8d Mark in playing field north of old road (6)
RECORD – A three-letter abbreviation for a playing field or park (the Bath Rugby ground, for example) followed by (‘north of’ in a Down clue) Old and an abbreviation for ‘road’.
13d What when drunk is crimson, aha! (10)
MARASCHINO – An all-in-one clue: an anagram (when drunk) of CRIMSON AHA, which gives us a liqueur made from cherries.
16d Small openings? Girl being stuck inside yells (8)
CRANNIES – These usually go with nooks. A girl’s name with a word for ‘yells’ wrapped around it.
18d The female somehow hated being wrapped up (8)

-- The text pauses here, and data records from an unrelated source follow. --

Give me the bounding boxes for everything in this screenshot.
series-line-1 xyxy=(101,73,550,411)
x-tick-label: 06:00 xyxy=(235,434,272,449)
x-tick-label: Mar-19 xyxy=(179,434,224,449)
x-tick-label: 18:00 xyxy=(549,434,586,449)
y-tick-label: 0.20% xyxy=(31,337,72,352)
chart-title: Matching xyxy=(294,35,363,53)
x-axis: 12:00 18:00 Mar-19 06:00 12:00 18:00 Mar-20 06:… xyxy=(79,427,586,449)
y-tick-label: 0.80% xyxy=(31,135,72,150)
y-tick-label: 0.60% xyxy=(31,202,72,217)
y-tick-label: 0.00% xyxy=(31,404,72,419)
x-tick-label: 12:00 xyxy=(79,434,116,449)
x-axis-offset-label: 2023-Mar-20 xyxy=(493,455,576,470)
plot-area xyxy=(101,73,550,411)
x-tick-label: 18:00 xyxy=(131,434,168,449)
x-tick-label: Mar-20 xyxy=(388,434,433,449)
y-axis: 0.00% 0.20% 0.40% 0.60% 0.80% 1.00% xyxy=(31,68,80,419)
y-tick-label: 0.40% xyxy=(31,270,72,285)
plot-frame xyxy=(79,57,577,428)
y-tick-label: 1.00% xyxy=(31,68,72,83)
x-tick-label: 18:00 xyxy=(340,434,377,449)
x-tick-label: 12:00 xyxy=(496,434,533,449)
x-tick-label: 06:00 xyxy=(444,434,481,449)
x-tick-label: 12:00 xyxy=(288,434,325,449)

SHEATHED – The pronoun for ‘the female’ followed by an anagram (somehow) of HATED.
19d Very happy to be as one of the family but not the head of it (6)
ELATED – Remove the first letter (not the head) from a word meaning ‘of the family’.
21d One from hot dusty place goes to the foreign land where things can grow (6)
ARABLE – A native of parts of the Middle East, followed by the French definite article, giving land which is ploughed for crops rather than grazed by animals.
22d Box of paintings maybe in study (6)
CARTON – ‘To study’ or read over, wrapped around what paintings are an example of.
24d Frenzy brought by smell of dampness (4)
MUST – Another double definition, the first being the frenzy associated with a bull elephant looking for a mate.